When it is time to consider great rugby players, statistics can sometimes be misleading. The true contributions of a player often disappear over time if those contributions do not occupy the realm of data that can be recovered and analyzed after the fact.
Many great players did not post high numbers in any of the significant statistics that are used to compare players of today with those that played in earlier eras.
Certain players, however, have created marks that leave no doubt as to the abilities those players possessed.
It would seem that objectively, scoring the most points in a season would be one statistic that eliminates the need for subjective considerations from teammates and skilled or casual observers.
Our subject for this article has scoring the most points in a season on his resume not just once, but multiple times. Not only is this true. He also scored the most points of all time in one season and had multiple seasons where he topped rugby league in scoring.

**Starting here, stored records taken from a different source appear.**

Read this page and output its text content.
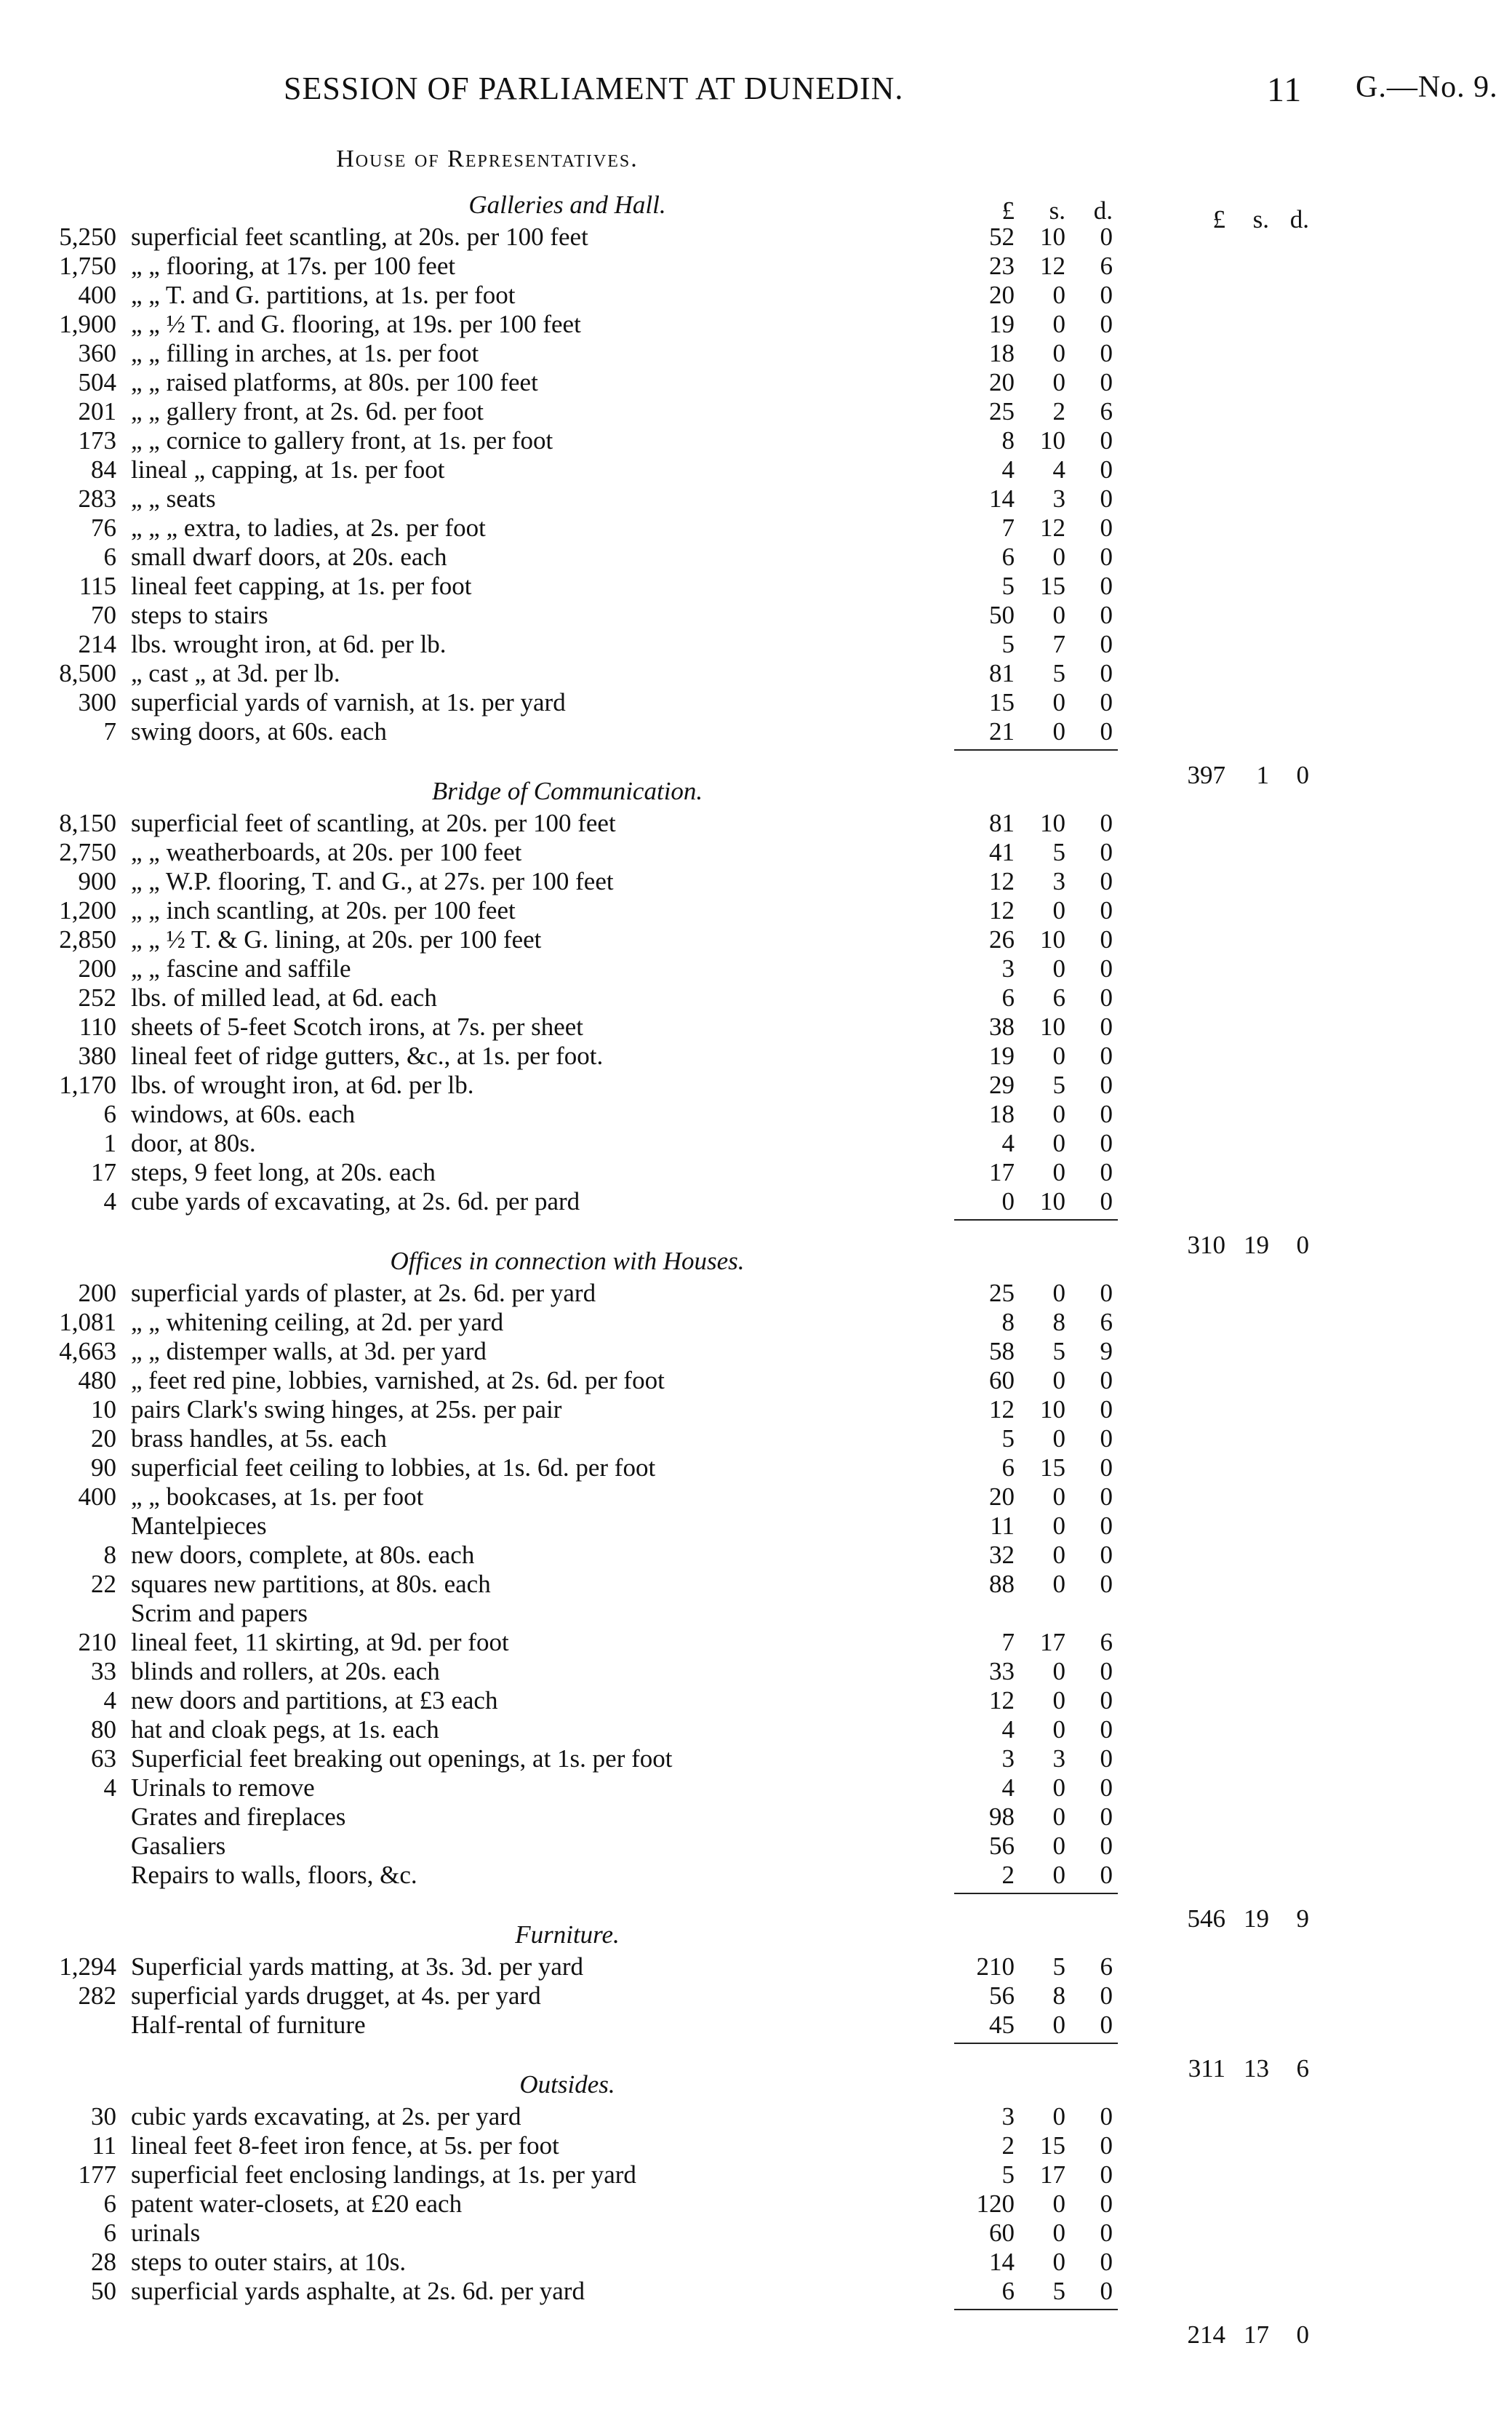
SESSION OF PARLIAMENT AT DUNEDIN.	11 G.—No. 9.
House of Representatives.
Galleries and Hall.	£	s.	d.	£	s. d.
5,250 superficial feet scantling, at 20s. per 100 feet	52	10	0
1,750 „ „ flooring, at 17s. per 100 feet	23	12	6
400 „ „ T. and G. partitions, at 1s. per foot	20	0	0
1,900 „ „ ½ T. and G. flooring, at 19s. per 100 feet	19	0	0
360 „ „ filling in arches, at 1s. per foot	18	0	0
504 „ „ raised platforms, at 80s. per 100 feet	20	0	0
201 „ „ gallery front, at 2s. 6d. per foot	25	2	6
173 „ „ cornice to gallery front, at 1s. per foot	8	10	0
84 lineal „ capping, at 1s. per foot	4	4	0
283 „ „ seats	14	3	0
76 „ „ „ extra, to ladies, at 2s. per foot	7	12	0
6 small dwarf doors, at 20s. each	6	0	0
115 lineal feet capping, at 1s. per foot	5	15	0
70 steps to stairs	50	0	0
214 lbs. wrought iron, at 6d. per lb.	5	7	0
8,500 „ cast „ at 3d. per lb.	81	5	0
300 superficial yards of varnish, at 1s. per yard	15	0	0
7 swing doors, at 60s. each	21	0	0
397	1	0
Bridge of Communication.
8,150 superficial feet of scantling, at 20s. per 100 feet	81	10	0
2,750 „ „ weatherboards, at 20s. per 100 feet	41	5	0
900 „ „ W.P. flooring, T. and G., at 27s. per 100 feet	12	3	0
1,200 „ „ inch scantling, at 20s. per 100 feet	12	0	0
2,850 „ „ ½ T. & G. lining, at 20s. per 100 feet	26	10	0
200 „ „ fascine and saffile	3	0	0
252 lbs. of milled lead, at 6d. each	6	6	0
110 sheets of 5-feet Scotch irons, at 7s. per sheet	38	10	0
380 lineal feet of ridge gutters, &c., at 1s. per foot.	19	0	0
1,170 lbs. of wrought iron, at 6d. per lb.	29	5	0
6 windows, at 60s. each	18	0	0
1 door, at 80s.	4	0	0
17 steps, 9 feet long, at 20s. each	17	0	0
4 cube yards of excavating, at 2s. 6d. per pard	0	10	0
310 19	0
Offices in connection with Houses.
200 superficial yards of plaster, at 2s. 6d. per yard	25	0	0
1,081 „ „ whitening ceiling, at 2d. per yard	8	8	6
4,663 „ „ distemper walls, at 3d. per yard	58	5	9
480 „ feet red pine, lobbies, varnished, at 2s. 6d. per foot	60	0	0
10 pairs Clark's swing hinges, at 25s. per pair	12	10	0
20 brass handles, at 5s. each	5	0	0
90 superficial feet ceiling to lobbies, at 1s. 6d. per foot	6	15	0
400 „ „ bookcases, at 1s. per foot	20	0	0
Mantelpieces	11	0	0
8 new doors, complete, at 80s. each	32	0	0
22 squares new partitions, at 80s. each	88	0	0
Scrim and papers
210 lineal feet, 11 skirting, at 9d. per foot	7	17	6
33 blinds and rollers, at 20s. each	33	0	0
4 new doors and partitions, at £3 each	12	0	0
80 hat and cloak pegs, at 1s. each	4	0	0
63 Superficial feet breaking out openings, at 1s. per foot	3	3	0
4 Urinals to remove	4	0	0
Grates and fireplaces	98	0	0
Gasaliers	56	0	0
Repairs to walls, floors, &c.	2	0	0
546 19	9
Furniture.
1,294 Superficial yards matting, at 3s. 3d. per yard	210	5	6
282 superficial yards drugget, at 4s. per yard	56	8	0
Half-rental of furniture	45	0	0
311 13	6
Outsides.
30 cubic yards excavating, at 2s. per yard	3	0	0
11 lineal feet 8-feet iron fence, at 5s. per foot	2	15	0
177 superficial feet enclosing landings, at 1s. per yard	5	17	0
6 patent water-closets, at £20 each	120	0	0
6 urinals	60	0	0
28 steps to outer stairs, at 10s.	14	0	0
50 superficial yards asphalte, at 2s. 6d. per yard	6	5	0
214 17	0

His 342 points scored in the 2004 season beats the second-best all-time points in a season by 34 points. Additionally, El Masri led the league on five other occasions, in 2001, 2002, 2003, 2006 and his last season, 2009. His tallies from 2006 and 2003 occupy positions three and four respectively on the all-time points per season list. His name is found again in 11th, 20th, and 26th position on the list of all-time points in a season.
He managed this without being what would be described as a prolific try scorer, although he did produce 19 in 2001. Rather, it was 10 seasons averaging over 80 percent on his goal kicks that contributed the lion’s share of his points.
Born in the city of Lebanon in Tripoli on 1 April 1976, El Masri came to Australia with his parents in 1988 when he was 12 years old.
Naturally athletic, he was of course interested in soccer, but the Sydney suburb of Enfield where the family settled initially was home to a local rugby squad, the Federals. He was spotted by scouts for the Canterbury-Bankstown Bulldogs in 1994 and created an impression sufficient to receive an invitation to a trial for the Jersey Flegg side. His play in that capacity found him being advanced to the senior side the following year.
He made his debut with the first grade team in the 1996 season. At that time, the Bulldogs had Daryl Halligan for their primary goal kicker, and so it was not until Halligan was injured during the 1997 season that El Masri got his opportunity. He was firmly entrenched on the Bulldogs squad by the time the 1998 NRL season got underway. Along with that assignment, he also played for his native country of Lebanon in international matches as early as 1999.
In NRL play in 1999, he scored 74 points with 14 tries and nine goals. Interestingly, in 2000, his 40 points were all the result of tries. From that point, he began to amass the figures that would at times make it seem as though there was more than one of him. Playing for the Lebanon’s national side in that country’s first World Cup appearance, he was captain on the side that was trounced in no uncertain sense by New Zealand, enduring a 64 – 0 drubbing at the hands of the Kiwis.
El Masri’s 19 tries in 2001 were his personal best in that statistic. Combined with 97 goals, he led the league with 270 points, even though his 74.6 percentage was the lowest of his career.
The Rabbitohs sought his services in 2001 after he topped the league in scoring, but El Masri opted to stay with the Bulldogs despite the $2 million the Rabbitohs dangled in front of him.
He led the league in points again in 2002 and 2003 and 2004 when he established the record that stands as of 2015. He seemingly took the season “off” in 2005, but only someone of El Masri’s calibre could describe 180 points as a poor season. He made a good comeback in 2006, when his career second-best 17 tries and best ever percentage of 86.36 for goals put him at 296 points for the 26 games in which he took part.
El Masri’s 210 points in 2007 was followed by his worst season since 2001 when he had just 130 points from 21 games in 2008. His final season of 2009 had him back in form, however, and he tallied 248 points, to give him 2,418 for his career, 242 beyond second-best Andrew Johns. As one of only four players to exceed 2,000 points, with all four having retired, El Masri’s record seems secure for the foreseeable future.
The Canterbury-Bankstown District Rugby League Football Club did well due in no small part to El Masri’s efforts as part of the squad. They won the premiership in 2004, the year he scored 342 and were runners-up in 1998. They also experienced their share of hardships during the period as well, earning wooden spoons in 2002 and 2008.
In one of those marvelous “what-if” scenarios of which sports seemingly has an inexhaustible supply, it is a source of speculation to wonder what El Masri’s totals would have been if the club had relied on him more during the first five years of his career. He very well might have been the first player to ever top the 3,000 point mark, with the 582 points he lacked, over the course of five seasons, would have taken only about 117 points per year, below his output in even his worst season.
That he tops the all-time scoring list, even though he ranks only seventh on the tries list, says much about his skill as a goal kicker, and his career percentage of 81.97 would seem to back that assertion. It is quite likely that anytime the subject of all-time greatest NRL wings is raised, his name will be the first to pass most lips.